Boat safari

Lower Zambezi National Park
Zambia
November 8 - 14, 2019

Again the fuse of the brake lights burns out, on the way to the Lower Zambezi National Park. A difficult problem, just see the cause. Countless options, often in unreachable places. Onno makes an attempt and unscrews what is stuck. In the meantime I activate the brake lights. Hoping that the fuse blows, with the finger in the right place. The auxiliary troops Frank and Luc think from the Netherlands. You can't break that fuse. Whatever we do. We give it up, see it later. After all, we are here for nature.

Choices
Loom we consider the different options to view the National Park. Self-driving, an organized game drive in the morning or afternoon or a boat trip on the adjacent Zambezi river that runs along the vast park. Enough choices. Meanwhile, fellow campers are back from the morning game drive with guide. Nothing worth mentioning. The desire to drive through the landscape is rapidly declining. And replacing fuses is also not a hobby.

Like a spear
Today, the heat more than exceeds the maximum temperature of a fever meter. We throw liters of cool Coca Cola Zero and cold water in the battle to cool down. A boat safari is attractive. A luxury boat with mate for a whole day on the river. If we do it, we will do it well. We negotiate lunch and drink with it. The sandbanks in the wide Zambezi are full of hippos. We can admire them up close. But not too close, then they dive under water. The hippos are full of surprises, they can come up everywhere again. One hippo does that while our boat sails above him. We hear a loud thump and our barge tilts. The big mammal shoots at the walkant with enormous speed. Leaving us bewildered.
We eat lunch ashore in the park. On a low bank where many wild animals come to drink. Only not in the middle of the day, too hot. We have the empire alone unintentionally.

Elephants and monkeys
Later in the day we moor at the campsite for a longer break.
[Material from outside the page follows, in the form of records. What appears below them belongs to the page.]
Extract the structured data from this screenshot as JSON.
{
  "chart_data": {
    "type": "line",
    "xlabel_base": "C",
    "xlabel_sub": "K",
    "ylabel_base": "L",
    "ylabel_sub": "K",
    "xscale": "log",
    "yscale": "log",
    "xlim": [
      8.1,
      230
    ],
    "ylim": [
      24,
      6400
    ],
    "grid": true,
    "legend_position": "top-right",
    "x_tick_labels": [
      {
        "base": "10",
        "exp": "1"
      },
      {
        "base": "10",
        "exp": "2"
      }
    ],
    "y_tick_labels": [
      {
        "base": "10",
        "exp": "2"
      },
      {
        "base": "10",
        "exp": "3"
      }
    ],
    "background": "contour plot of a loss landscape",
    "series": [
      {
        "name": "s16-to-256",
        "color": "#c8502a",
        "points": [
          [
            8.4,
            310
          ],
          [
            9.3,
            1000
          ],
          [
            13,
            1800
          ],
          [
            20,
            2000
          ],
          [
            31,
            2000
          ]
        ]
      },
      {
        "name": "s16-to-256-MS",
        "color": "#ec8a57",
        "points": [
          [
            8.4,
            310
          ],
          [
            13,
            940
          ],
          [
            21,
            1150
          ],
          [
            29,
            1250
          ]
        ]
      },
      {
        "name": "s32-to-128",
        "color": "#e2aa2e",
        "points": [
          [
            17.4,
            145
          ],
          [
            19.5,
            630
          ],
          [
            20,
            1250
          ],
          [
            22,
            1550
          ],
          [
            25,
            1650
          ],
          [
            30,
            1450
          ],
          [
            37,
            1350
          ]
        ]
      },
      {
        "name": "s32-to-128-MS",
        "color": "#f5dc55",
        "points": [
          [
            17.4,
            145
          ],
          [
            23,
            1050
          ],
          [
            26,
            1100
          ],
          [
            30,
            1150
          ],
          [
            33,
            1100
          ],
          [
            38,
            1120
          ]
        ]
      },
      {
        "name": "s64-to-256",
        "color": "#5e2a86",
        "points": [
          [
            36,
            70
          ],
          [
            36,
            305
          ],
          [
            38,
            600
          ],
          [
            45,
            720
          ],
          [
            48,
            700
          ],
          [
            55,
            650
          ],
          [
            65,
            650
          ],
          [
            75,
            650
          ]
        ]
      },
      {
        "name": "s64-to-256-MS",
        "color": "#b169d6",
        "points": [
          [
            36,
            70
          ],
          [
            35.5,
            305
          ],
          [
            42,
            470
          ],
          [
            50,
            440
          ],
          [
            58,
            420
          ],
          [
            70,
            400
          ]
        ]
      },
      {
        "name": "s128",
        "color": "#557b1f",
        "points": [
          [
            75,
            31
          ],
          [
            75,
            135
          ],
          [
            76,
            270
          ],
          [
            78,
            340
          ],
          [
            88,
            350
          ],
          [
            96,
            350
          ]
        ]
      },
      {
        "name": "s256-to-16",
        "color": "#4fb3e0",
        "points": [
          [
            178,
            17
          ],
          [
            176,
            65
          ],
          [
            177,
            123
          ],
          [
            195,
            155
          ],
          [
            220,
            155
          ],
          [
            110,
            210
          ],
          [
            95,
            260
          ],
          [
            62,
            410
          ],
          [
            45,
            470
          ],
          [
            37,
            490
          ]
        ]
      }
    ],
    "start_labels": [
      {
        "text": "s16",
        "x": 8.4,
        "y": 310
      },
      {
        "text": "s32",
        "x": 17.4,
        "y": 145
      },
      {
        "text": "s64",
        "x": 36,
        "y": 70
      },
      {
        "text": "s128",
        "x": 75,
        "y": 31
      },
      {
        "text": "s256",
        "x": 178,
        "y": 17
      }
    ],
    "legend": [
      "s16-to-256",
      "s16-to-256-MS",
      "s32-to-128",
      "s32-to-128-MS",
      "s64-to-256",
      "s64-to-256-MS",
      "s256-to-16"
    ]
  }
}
An elephant is waiting for us at the quay. We are safely led away to our car, against which another elephant is leaning. The campsite staff member carefully waits next to us until the elephant runs away. Approaching an elephant can be fatal. Unfortunately, the employee knows this from his own experience, when a tourist at the campsite could not restrain himself from photographing an elephant up close.
From a distance we can already see that the roof tent looks strange. The tent cloth hangs down in rags. The monkeys have kept home. The zippers are open, but the mosquito net prevented access to the tent. Fortunately everything is still whole, only the material has become dirty.

Soaking wet
At the end of the day we go out on the water with our private boat for a sundowner trip. The bright sun-drenched days are over, the clouds have gained a lot of ground. The rainy season is coming. Unfortunately, the sun is disappearing today, glorious and colorless. But that doesn't make the trip any less fun, because it is wonderfully cooling on the river. Back at the campsite, our care taker has the campfire red hot. For the BBQ and to keep the elephants at a distance. It feels strange to sit by a campfire in the heat. It hardly cools down that night. We are soaking wet in the roof tent without a breath of wind. Waiting for a new warm day.

Search
From the park the road leads back to Lusaka. We come home again in the garden of Harry and Geke, where we stayed earlier. We still have a job to do, find the cause of the electrical failure. The doom image emerges of a fully opened car that is parked for days in a garage with mechanics who also have no punch. We are looking for an experienced electrical specialist who makes a good analysis in advance. We find this at a garage of a German who repairs Mercedes trucks. Step by step, the specialist checks all possible causes together with Onno. Apart from a mouse fleeing from beneath the bottom protection plate of the G, they find no clearly identifiable defect. That is also an answer, but not a guarantee for a trouble-free future. We get a fuse with a switch that can be put on again indefinitely. A workable African solution, we are happy with it.